British Airways parent International Consolidated Airlines Group (LON:IAG) has warned it could opt to keep its new budget carrier Level out of the UK over air passenger duty, City A.M. reports. The FTSE 100 company, which also owns Iberia, Vueling and Aer Lingus, launched Level last year as it looks to compete with low-cost transatlantic carries such as Wow Air and Norwegian.
IAG’s share price has been little changed in London in today’s session, having inched 0.03 percent higher to 601.40p as of 14:38 GMT. The shares are marginally underperforming the broader UK market, with the benchmark FTSE 100 index currently standing 0.41 percent higher at 7,243.86 points.
IAG warns on air passenger duty
City A.M. reported today that IAG’s chief executive Willie Walsh had written to MPs, saying that air passenger duty undermines Britain’s position as a global trading nation post-Brexit, and reduces the chance of him bringing Level to the UK. APD is levied against each passenger on every flight departing from the UK.
“British consumers are losing out because of APD. In Spain and France, Level can offer lower fares than it can in the UK – and that goes for other long-haul low-cost airlines too,” Walsh said, as quoted by the newswire. “If APD was axed, IAG could open new routes and operate Level from regional airports.”
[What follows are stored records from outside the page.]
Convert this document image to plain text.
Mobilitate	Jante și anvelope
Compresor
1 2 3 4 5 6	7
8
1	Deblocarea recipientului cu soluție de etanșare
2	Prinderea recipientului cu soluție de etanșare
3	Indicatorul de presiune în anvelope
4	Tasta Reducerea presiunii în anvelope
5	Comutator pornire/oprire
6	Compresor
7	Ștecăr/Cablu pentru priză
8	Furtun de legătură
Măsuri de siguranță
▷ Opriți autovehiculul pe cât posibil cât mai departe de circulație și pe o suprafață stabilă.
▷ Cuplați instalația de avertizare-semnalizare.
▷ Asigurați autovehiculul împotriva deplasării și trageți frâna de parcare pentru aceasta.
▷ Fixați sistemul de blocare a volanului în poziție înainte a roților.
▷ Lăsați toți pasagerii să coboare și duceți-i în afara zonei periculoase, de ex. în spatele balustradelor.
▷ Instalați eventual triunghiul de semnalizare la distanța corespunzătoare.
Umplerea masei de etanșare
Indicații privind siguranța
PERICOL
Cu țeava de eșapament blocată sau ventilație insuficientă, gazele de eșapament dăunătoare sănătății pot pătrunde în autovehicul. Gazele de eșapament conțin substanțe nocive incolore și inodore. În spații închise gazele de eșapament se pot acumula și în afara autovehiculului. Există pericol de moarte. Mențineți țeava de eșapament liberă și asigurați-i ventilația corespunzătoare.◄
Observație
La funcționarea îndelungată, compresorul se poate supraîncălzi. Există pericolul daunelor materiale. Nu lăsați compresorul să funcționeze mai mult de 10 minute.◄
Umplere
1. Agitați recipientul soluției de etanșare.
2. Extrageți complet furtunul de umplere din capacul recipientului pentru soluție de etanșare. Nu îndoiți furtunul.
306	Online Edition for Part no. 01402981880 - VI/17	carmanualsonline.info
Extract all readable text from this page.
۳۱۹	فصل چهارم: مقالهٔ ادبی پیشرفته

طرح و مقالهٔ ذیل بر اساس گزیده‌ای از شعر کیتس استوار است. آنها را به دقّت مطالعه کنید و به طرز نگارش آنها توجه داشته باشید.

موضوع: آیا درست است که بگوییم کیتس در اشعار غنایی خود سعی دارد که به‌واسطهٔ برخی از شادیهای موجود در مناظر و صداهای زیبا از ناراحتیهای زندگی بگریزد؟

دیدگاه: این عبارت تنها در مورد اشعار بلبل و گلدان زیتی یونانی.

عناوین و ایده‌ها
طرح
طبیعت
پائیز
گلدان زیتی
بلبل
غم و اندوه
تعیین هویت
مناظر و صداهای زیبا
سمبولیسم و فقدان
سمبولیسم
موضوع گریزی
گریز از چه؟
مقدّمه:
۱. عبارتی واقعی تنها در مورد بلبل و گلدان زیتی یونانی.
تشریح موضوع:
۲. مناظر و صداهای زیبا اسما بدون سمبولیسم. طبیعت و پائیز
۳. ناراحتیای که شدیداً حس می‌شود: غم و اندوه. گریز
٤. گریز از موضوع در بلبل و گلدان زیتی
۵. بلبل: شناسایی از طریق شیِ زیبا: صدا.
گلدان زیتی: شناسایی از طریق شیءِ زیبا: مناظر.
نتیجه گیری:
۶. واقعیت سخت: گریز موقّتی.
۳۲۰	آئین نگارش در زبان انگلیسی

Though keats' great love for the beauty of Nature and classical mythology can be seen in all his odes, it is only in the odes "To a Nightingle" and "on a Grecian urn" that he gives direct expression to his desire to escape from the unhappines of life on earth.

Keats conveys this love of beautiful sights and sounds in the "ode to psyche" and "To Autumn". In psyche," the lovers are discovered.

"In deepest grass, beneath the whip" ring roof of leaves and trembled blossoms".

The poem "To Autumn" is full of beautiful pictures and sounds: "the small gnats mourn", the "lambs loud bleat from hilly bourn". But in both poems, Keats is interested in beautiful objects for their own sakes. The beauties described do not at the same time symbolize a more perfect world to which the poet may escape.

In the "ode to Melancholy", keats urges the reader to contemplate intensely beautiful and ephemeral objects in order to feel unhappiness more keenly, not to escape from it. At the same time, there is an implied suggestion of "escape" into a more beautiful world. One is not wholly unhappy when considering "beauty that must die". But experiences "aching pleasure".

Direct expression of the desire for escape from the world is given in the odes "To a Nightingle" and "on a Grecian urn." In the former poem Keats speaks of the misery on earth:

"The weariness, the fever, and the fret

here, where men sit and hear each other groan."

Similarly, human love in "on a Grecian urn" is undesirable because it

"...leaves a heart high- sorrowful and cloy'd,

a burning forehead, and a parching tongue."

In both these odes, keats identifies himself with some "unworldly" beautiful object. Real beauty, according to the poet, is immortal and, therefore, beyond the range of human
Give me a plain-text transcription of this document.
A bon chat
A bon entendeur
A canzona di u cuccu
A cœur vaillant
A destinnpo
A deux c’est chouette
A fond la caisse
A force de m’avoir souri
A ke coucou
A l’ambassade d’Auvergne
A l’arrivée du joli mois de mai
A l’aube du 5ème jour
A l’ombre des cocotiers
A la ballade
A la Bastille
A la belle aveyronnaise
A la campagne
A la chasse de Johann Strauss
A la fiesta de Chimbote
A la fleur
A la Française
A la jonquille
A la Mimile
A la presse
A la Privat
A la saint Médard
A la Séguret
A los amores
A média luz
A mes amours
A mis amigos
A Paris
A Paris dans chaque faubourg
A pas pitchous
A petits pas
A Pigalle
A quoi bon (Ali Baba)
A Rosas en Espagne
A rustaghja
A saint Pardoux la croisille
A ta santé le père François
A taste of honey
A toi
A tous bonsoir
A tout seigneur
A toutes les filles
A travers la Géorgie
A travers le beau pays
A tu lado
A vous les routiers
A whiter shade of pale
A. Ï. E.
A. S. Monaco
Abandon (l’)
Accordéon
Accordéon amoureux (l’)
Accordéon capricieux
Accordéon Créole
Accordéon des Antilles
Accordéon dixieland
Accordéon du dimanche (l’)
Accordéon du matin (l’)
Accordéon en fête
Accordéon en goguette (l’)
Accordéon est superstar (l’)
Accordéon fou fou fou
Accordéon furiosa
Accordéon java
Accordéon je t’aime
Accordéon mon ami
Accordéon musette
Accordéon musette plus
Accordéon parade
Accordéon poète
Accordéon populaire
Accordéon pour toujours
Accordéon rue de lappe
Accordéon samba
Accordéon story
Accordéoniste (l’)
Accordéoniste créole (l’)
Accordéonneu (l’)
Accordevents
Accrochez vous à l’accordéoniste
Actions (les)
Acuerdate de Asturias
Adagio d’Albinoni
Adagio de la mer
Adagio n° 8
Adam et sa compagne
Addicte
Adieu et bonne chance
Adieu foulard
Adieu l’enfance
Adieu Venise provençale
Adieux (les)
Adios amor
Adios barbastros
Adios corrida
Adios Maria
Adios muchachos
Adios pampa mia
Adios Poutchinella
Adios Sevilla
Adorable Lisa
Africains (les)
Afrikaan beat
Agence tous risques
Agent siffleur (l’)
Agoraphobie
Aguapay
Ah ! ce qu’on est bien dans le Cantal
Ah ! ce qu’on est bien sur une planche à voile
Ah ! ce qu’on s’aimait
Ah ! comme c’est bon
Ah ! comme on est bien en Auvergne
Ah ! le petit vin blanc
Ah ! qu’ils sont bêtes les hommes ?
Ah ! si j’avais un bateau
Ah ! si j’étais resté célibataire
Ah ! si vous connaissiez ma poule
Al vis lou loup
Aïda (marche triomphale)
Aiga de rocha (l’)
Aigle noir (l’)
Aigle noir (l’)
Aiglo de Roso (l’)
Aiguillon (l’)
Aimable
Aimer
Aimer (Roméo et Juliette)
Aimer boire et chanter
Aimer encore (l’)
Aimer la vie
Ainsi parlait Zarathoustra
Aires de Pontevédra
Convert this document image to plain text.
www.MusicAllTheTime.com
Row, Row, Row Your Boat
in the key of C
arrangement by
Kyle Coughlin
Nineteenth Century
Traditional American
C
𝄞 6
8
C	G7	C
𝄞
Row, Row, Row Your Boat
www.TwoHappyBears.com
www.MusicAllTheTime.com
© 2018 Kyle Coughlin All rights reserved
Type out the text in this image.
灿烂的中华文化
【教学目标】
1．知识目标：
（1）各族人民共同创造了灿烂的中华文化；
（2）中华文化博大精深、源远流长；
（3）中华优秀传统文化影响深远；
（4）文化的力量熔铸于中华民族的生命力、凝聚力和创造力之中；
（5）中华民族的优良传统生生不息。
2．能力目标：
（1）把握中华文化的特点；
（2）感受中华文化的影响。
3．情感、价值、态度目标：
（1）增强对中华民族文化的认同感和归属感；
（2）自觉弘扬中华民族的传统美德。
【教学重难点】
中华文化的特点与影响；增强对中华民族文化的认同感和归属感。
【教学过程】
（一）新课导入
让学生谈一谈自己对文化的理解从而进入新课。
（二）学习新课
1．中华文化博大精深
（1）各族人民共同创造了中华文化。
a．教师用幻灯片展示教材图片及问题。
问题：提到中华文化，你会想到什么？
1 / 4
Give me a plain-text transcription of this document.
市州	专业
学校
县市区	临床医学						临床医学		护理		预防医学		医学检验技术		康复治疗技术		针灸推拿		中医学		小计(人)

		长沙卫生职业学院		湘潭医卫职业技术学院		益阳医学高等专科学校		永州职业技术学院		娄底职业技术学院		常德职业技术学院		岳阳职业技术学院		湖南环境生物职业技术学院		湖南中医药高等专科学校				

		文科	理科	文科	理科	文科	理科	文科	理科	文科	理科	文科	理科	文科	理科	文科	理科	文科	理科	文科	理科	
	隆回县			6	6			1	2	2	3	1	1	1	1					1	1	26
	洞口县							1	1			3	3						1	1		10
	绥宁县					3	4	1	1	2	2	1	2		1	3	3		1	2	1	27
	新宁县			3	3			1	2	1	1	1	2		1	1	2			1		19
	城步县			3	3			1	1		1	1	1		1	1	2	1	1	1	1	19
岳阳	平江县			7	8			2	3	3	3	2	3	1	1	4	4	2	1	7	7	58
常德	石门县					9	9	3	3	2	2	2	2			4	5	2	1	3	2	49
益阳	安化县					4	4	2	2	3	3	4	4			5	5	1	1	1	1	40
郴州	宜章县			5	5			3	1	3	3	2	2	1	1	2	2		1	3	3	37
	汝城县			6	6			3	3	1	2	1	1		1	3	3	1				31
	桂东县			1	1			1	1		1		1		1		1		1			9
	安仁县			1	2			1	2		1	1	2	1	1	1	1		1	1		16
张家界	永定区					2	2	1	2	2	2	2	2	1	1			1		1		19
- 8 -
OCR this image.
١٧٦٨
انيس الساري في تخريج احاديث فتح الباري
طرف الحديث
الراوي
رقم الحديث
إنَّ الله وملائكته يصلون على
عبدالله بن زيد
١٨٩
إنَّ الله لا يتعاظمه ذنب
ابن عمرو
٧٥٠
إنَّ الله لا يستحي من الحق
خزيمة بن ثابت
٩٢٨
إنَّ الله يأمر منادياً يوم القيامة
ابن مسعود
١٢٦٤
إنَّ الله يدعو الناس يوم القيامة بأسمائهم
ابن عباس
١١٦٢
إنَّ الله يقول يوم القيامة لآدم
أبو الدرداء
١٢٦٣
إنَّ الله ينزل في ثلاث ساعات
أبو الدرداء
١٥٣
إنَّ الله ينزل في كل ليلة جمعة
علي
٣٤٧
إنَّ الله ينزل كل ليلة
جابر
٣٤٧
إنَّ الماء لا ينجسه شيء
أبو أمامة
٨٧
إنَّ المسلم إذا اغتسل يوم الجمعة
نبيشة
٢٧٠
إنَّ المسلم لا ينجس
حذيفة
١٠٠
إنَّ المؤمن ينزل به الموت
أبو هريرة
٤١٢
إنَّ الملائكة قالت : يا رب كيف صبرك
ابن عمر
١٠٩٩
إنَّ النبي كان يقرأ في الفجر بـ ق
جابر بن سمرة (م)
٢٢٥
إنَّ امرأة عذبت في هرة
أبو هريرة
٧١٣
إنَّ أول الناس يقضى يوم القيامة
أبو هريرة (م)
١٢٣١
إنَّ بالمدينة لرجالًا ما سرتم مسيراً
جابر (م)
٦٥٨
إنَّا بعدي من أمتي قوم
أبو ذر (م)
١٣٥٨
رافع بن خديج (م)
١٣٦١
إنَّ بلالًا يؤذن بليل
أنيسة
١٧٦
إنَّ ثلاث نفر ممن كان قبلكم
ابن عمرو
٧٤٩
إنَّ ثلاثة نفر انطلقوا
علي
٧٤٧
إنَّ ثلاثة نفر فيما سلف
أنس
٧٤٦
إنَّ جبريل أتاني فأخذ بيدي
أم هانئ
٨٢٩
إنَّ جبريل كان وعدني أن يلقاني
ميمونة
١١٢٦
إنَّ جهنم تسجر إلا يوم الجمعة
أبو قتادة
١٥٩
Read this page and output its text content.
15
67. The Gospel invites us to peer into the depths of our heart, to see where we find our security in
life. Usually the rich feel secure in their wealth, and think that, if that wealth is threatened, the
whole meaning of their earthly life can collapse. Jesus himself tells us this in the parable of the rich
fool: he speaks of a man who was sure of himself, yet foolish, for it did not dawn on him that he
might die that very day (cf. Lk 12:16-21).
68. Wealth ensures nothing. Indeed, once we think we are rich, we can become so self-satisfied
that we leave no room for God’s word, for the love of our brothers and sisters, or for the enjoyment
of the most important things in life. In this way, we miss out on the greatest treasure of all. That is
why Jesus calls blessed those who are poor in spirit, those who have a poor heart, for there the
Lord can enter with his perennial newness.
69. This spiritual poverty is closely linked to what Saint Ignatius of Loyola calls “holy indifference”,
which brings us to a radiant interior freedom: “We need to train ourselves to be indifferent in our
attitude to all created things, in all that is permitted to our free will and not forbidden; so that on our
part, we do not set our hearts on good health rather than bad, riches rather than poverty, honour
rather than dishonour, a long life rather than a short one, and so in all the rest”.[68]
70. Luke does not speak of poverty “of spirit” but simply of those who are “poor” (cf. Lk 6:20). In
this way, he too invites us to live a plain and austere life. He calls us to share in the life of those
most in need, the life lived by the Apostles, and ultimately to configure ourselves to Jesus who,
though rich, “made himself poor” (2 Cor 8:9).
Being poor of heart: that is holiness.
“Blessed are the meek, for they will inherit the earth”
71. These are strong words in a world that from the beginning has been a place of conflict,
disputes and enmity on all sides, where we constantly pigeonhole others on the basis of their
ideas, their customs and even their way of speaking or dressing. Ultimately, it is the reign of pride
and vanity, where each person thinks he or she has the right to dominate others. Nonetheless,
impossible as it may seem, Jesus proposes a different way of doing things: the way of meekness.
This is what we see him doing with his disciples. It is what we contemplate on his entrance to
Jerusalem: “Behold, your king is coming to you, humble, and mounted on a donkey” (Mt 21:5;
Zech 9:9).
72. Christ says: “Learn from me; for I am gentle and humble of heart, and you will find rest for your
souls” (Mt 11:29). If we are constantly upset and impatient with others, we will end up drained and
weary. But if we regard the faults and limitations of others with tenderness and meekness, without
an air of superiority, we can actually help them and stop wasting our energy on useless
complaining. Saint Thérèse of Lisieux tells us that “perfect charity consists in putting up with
Analysts on British Airways parent
HSBC reiterated its ‘reduce’ rating on IAG this month, valuing the shares at 565p, while Deutsche Bank remains bullish on the British Airways parent with a ‘buy’ rating and a price target of 730p. According to MarketBeat, the blue-chip group currently has a consensus ‘hold’ rating and an average valuation of 605.12p. IAG is scheduled to update investors on its full-year performance on February 23.